First, cash-strapped PDVSA would need to offer deeper discounts for its extra-heavy crude, without access to diluents from the US. China may also have to offer better trade terms, as its imports of Venezuelan crude tend not to be favoured by Maduro due to the lack of cash generation. China’s imports of Venezuelan crude dropped 28% year-on-year to 277,000 bpd in 2018, according to ClipperData.

Financially, US sanctions will also have an immediate impact on PDVSA’s operation. While US firms technically can continue imports of Venezuelan crude until 28 April, payments would be routed into blocked accounts in the US. Revenue of refiner Citgo, PDVSA’s remaining cash cow, also need to be put into a blocked account.

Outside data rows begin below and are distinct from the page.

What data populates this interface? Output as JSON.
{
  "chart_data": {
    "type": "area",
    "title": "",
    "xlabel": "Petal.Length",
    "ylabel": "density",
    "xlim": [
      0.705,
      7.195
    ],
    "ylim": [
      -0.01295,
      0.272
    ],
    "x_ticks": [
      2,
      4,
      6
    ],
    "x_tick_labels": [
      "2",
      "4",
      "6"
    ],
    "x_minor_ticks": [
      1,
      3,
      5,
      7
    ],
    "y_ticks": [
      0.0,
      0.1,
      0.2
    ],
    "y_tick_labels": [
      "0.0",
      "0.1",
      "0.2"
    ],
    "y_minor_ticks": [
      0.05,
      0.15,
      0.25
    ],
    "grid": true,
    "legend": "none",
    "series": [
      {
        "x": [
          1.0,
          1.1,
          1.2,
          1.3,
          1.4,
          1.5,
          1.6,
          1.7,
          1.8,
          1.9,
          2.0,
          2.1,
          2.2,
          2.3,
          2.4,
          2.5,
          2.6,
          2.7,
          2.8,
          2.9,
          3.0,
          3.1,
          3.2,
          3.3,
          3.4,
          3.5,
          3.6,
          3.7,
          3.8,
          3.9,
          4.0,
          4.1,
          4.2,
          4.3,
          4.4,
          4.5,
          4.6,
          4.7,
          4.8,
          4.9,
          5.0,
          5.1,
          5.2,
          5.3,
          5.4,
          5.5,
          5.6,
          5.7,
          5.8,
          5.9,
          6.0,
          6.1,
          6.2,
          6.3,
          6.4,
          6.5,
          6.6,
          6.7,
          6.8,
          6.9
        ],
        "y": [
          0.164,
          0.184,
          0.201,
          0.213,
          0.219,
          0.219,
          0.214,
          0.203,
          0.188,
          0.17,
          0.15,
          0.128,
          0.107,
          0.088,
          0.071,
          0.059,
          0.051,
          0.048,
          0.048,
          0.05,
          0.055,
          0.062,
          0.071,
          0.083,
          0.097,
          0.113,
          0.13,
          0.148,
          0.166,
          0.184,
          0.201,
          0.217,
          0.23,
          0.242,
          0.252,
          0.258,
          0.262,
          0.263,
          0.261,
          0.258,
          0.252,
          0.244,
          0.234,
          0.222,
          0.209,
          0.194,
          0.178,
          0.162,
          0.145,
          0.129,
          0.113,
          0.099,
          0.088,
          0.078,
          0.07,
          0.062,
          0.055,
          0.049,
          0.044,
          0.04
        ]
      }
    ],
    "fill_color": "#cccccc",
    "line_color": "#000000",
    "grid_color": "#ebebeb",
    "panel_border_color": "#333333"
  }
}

For tanker owners, that will likely mean heightened counterparty risks and more insurance costs. PDVSA is the ultimate backer of the Venezuelan tanker trade so, if its operation worsens,shipowners may find it harder to justify trading in the country, even if there can be associated risk premiums.

Nicolas Maduro, Venezuela's socialist president, is still backed by China and Russia Photo: Scanpix

There may already have been some foretelling signs. Since December, PDVSA has arrested at least three tankers in the Venezuelan cabotage operation to force the discharge of cargoes onboard, on the argument that doing so is in the public interest.

Accusation of fraud

Those cargoes were held to enforce maritime liens as PDVSA owed unpaid time-charter hire for the ships. Such disputes are generally handled under English law, but PDVSA managed to use a local maritime code to order the discharge. Luis Cova Arria, a senior local lawyer, called this manoeuvre “a fraud”.

As Maduro and the opposition are preparing for a showdown in the coming weeks, such breakdowns in legal order may well continue.

It will be unfortunate if more tanker owners are drawn into the chaos in Venezuela.

It will be even more unfortunate, though, if shipowners are forced to cut ties with PDVSA, as the country’s poverty-hit population needs international trade to survive.